In the undertaking the council agreed that as data controller:

  • It shall conduct a risk based training needs analysis for all roles within the organisation to ascertain the level of data protection awareness required for the role, and the frequency at which the individual should receive refresher training to ensure they are reminded of their obligations in order to prevent further security incidents. This analysis should also consider whether the training should be tailored for specific roles, and should be completed within six months of the date of the undertaking.
  • It shall deliver mandatory data protection training in relation to both the requirements of the Act and the council’s policies and guidance to all employees whose role involves the handling of personal data, as identified in the training needs analysis and regardless of their contractual status. This process should be completed within six months.
  • It shall ensure that all new members of staff, responsible for the handling of personal data are given appropriate data protection training commensurate with their role upon induction.
  • It shall ensure that mandatory refresher data protection training is undertaken at the intervals identified and as set out in the training needs analysis; such training to be refreshed annually as a minimum.
  • It shall ensure that mandatory data protection and refresher training is monitored and enforced.

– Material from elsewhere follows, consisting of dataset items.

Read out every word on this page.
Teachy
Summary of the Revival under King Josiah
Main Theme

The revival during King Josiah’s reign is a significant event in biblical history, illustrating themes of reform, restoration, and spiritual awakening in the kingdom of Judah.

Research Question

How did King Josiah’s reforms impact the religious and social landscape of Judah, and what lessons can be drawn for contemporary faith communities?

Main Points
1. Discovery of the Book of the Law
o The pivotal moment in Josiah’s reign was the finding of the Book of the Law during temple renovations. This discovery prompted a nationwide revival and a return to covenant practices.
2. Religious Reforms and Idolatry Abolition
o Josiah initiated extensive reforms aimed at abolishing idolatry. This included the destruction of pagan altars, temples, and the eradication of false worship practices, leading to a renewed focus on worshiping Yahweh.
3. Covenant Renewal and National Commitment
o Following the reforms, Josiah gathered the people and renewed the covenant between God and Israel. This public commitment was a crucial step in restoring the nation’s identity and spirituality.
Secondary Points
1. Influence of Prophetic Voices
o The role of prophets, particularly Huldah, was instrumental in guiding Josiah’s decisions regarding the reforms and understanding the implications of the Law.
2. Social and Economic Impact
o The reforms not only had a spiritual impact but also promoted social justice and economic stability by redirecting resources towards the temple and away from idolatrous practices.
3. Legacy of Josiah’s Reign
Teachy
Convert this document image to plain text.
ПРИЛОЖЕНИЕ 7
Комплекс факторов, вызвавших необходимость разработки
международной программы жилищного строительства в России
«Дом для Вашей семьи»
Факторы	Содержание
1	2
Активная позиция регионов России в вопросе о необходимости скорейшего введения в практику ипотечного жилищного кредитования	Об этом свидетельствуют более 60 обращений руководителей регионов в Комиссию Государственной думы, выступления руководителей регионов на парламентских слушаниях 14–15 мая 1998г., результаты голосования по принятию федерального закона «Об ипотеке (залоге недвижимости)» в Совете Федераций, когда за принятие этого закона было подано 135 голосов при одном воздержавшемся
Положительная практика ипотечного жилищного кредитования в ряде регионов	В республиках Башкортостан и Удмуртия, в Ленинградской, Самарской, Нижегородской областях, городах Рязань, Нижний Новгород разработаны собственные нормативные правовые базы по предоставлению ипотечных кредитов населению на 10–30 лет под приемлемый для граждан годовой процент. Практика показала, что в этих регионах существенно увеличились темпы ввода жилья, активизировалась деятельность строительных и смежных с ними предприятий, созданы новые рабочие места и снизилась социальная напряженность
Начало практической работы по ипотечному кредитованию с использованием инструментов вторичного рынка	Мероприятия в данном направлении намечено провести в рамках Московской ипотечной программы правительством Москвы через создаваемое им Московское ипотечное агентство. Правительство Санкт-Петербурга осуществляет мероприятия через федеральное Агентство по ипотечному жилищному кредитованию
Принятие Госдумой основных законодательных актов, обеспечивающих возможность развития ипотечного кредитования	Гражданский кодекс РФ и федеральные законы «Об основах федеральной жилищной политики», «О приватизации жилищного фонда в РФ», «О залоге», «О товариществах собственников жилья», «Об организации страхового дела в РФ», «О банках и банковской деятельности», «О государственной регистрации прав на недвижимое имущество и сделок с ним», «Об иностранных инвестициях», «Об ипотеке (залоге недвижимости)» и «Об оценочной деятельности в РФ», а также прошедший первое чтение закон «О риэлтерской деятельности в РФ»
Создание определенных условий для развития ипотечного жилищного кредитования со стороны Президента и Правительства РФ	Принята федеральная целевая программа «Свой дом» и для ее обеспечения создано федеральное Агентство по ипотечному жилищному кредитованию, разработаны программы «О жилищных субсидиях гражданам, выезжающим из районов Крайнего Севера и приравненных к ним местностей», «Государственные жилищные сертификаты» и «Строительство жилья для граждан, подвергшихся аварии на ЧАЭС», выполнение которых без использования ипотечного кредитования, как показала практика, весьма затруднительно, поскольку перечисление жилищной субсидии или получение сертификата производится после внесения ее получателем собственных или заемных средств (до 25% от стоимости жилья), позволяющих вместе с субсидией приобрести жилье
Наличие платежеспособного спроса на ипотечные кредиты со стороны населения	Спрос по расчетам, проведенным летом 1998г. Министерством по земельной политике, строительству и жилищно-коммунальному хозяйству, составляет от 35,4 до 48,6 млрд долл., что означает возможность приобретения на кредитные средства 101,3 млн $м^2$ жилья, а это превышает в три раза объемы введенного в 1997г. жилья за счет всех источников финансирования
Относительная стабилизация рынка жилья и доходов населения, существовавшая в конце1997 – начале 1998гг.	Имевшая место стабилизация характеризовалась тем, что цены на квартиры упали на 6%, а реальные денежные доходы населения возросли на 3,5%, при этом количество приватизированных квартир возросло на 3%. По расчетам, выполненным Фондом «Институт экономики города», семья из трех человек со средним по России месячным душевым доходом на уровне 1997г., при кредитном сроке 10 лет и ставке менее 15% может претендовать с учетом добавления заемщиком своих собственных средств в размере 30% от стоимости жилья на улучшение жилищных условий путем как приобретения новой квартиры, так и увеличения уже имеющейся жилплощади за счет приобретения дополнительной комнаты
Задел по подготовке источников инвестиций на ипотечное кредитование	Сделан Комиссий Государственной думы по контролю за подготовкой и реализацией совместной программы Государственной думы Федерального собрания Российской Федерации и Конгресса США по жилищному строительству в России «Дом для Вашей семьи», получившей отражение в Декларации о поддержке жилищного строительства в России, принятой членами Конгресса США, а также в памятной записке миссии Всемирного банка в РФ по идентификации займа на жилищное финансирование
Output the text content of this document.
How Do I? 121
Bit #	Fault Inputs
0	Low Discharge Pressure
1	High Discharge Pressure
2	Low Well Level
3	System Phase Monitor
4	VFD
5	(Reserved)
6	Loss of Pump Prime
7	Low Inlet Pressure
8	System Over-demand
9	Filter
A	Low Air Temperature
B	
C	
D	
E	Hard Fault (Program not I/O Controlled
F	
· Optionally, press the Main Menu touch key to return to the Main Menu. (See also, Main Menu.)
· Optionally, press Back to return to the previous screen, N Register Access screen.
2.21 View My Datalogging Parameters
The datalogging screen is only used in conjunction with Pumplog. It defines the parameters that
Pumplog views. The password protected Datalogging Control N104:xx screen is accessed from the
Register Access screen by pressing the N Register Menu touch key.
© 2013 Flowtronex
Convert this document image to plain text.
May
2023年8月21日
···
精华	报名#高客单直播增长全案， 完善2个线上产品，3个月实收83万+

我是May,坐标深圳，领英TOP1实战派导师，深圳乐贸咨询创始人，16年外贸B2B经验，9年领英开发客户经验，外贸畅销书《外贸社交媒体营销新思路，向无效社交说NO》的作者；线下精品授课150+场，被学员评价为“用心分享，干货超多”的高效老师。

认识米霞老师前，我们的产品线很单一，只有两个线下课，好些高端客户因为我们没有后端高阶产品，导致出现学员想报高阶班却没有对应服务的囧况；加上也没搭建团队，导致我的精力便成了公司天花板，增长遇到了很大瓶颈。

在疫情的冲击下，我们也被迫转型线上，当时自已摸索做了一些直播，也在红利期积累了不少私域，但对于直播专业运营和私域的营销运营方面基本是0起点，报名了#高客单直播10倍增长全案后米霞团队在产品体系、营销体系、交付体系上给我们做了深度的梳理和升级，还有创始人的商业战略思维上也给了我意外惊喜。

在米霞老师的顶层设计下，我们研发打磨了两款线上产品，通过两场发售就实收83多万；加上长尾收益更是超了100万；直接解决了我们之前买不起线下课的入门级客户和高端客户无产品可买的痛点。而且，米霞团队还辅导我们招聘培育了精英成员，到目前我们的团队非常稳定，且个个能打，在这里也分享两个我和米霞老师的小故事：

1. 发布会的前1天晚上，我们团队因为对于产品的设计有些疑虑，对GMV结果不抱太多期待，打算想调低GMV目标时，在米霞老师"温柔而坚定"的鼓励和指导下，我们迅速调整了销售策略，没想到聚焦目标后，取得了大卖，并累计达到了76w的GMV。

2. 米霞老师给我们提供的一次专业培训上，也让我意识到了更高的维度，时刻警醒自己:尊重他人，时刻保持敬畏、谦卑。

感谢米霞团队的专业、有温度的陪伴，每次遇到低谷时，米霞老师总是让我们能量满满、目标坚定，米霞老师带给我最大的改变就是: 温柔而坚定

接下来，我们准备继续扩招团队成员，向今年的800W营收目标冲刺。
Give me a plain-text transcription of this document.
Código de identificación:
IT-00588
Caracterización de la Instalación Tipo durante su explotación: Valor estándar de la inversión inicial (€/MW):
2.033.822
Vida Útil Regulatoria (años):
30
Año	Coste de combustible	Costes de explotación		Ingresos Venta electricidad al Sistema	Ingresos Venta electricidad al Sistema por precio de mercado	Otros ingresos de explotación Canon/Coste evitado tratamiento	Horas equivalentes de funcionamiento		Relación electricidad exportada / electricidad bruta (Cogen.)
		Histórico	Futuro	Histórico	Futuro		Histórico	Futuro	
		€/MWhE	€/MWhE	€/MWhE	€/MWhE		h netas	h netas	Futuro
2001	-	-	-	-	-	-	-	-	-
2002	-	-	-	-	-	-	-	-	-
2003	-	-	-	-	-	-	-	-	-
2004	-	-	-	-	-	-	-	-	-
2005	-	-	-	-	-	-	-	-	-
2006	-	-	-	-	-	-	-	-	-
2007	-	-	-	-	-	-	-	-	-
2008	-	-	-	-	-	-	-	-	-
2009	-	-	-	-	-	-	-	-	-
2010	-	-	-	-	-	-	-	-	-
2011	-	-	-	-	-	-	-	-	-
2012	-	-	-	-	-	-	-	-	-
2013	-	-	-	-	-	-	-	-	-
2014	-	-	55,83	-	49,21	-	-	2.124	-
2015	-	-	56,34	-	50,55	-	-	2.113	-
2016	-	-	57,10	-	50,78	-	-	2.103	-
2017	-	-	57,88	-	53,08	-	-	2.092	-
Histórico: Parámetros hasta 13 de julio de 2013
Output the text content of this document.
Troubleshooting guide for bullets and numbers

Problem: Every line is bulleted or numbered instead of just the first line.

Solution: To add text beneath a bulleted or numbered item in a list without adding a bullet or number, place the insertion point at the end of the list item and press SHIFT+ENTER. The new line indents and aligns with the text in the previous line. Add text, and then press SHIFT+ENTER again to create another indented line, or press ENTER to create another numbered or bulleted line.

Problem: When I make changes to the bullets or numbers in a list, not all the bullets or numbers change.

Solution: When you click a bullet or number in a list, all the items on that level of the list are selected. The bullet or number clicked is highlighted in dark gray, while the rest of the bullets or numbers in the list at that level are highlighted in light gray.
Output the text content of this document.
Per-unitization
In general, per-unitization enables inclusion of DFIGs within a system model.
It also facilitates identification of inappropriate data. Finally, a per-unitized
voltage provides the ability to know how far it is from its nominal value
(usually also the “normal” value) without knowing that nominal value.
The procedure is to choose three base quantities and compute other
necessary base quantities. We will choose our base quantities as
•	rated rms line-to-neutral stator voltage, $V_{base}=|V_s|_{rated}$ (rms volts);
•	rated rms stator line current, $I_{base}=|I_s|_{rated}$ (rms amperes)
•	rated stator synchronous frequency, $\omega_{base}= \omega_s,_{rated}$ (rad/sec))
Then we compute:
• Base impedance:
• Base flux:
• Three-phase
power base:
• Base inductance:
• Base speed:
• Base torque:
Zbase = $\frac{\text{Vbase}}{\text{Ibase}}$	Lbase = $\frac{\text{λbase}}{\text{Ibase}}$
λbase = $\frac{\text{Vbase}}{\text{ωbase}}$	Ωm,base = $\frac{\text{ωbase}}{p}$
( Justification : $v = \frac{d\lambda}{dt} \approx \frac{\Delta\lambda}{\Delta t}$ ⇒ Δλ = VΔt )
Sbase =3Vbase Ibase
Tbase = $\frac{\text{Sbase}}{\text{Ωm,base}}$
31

Gerald Meehan, Chief Executive at Cheshire West and Chester Council, said: "The council is responsible for managing and maintaining huge amounts of personal information and we take data protection extremely seriously. I must therefore apologise that on a small number of occasions due to human error, we have fallen short of the high expectations rightly placed upon us.

"I would like to reassure everyone that we are proactively working with the Information Commissioner’s Office to put in place the actions put forward to keep personal data safe and to minimise the risk of similar incidents happening again."

Meehan added: "Data protection training is now a mandatory requirement for all staff including temporary and agency workers and new compliance monitoring systems will be implemented to measure the effectiveness of this training and to ensure everyone has completed it. Mandatory refresher training will also be provided.

"We already have the relevant policies and procedures in place to ensure compliance with the Data Protection Act (1998) and we are preparing for the new General Data Protection Regulations (GDPR) coming into effect in May 2018."